The valuation of the franchise of the defendant made by the State Board of Tax Commissioners and the statement thereof filed with the city clerk was in a gross sum. It was placed upon the annual assessment roll of the twentieth ward of the city as an indivisible sum. The principal office of the defendant was in that ward. The contention of the appellants is that the assessment was void because not divided or apportioned among the various wards or tax districts of the city. We find nothing in section 42 of the Tax Law (supra) requiring this apportionment to be made. The tax receipts are payable to the city treasurer, and the deductions are a gross sum which by the statute" imposing them are to be paid to the city treasurer. This is further confirmed by the Milburn agreement which provides that the gross receipts or percentages are “ to be deemed a single, indivisible sum.” The assessors of the city are elected on the general tickets, and comprise the board for the entire city (City Charter [supra], §§ 129-136, as amd. by Laws of 1895, chap. 805), and that constitutes their tax district. The Tax Law (Laws of 1896,
Section 42 of the Tax Law (supra) requires the city clerk to" deliver a certified copy of the statement filed with him “ to the assessors or other officers charged with the duty of making local assessments in each tax district in said city.” He was, therefore, required to deliver a copy of the statement to the board of assessors and to no one else, and this was the authority for the assessors to spread the assessment Upon the roll.
Nor do we subscribe to the contention of the appellants that the imposition of the tax for the benefit of the city by the Special Franchise Tax Law is violative of the Milburn agreement. By the statutes in force at the time of the making of that agreement the defendant was obliged to pay certain sum's to the city by way of percentages. The burden which it undertook by virtue of that agreement was in substitution of the percentages imposed by statute. There is nothing in the agreement indicating an intention to relieve the defendant from any tax which the Legislature might impress upon its property.
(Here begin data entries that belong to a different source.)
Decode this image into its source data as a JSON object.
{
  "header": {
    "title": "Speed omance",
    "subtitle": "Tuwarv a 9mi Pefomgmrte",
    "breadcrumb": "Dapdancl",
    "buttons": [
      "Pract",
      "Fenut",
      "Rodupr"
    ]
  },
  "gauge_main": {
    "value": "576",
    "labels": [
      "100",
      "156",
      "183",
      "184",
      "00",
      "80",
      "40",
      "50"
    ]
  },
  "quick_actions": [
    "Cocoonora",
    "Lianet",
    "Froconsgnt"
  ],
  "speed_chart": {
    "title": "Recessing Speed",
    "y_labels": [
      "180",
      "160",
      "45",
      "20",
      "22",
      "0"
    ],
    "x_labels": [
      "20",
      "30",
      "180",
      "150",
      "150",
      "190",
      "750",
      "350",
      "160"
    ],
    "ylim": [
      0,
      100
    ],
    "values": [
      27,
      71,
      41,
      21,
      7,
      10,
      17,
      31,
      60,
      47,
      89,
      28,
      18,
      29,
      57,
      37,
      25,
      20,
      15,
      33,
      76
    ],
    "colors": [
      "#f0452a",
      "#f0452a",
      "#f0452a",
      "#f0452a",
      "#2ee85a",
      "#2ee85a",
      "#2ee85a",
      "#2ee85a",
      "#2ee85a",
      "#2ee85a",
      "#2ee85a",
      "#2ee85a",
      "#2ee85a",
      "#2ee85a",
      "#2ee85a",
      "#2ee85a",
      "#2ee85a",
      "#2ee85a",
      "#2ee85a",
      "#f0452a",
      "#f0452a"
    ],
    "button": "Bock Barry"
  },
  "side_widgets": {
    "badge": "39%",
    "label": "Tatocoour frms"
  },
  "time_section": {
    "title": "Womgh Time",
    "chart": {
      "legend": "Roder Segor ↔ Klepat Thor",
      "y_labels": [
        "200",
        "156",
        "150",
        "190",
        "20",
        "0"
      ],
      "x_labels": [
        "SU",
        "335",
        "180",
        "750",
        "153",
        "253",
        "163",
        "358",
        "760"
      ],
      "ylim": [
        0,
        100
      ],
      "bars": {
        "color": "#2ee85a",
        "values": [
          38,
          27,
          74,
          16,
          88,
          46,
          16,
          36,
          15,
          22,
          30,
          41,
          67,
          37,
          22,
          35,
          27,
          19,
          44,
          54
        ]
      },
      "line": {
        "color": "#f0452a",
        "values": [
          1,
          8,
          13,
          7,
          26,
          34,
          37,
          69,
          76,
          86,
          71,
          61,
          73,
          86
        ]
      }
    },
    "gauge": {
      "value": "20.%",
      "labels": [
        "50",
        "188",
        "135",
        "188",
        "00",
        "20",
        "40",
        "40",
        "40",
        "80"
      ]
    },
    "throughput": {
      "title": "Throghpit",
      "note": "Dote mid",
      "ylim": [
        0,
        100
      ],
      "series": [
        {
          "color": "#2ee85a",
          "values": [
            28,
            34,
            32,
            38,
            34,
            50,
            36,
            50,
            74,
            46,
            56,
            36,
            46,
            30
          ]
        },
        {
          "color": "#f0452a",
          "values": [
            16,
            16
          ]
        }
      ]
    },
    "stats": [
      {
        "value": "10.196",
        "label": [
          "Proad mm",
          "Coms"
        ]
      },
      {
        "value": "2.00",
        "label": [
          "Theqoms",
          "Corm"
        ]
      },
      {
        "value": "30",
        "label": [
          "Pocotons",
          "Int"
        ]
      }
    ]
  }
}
We think the court erred in not allowing to be applied in reduction of its tax levied under the Special Franchise Tax Law the said sum which it had paid into the city treasury for percentages accruing to the city in pursuance of the Milburn agreement. For that error the judgment should be reversed and a new trial granted, with costs to the appellants to abide the event.
Williams and Stover, JJ., concurred; McLennan, P. J., dissented in opinion, in which Hiscock, J., concurred.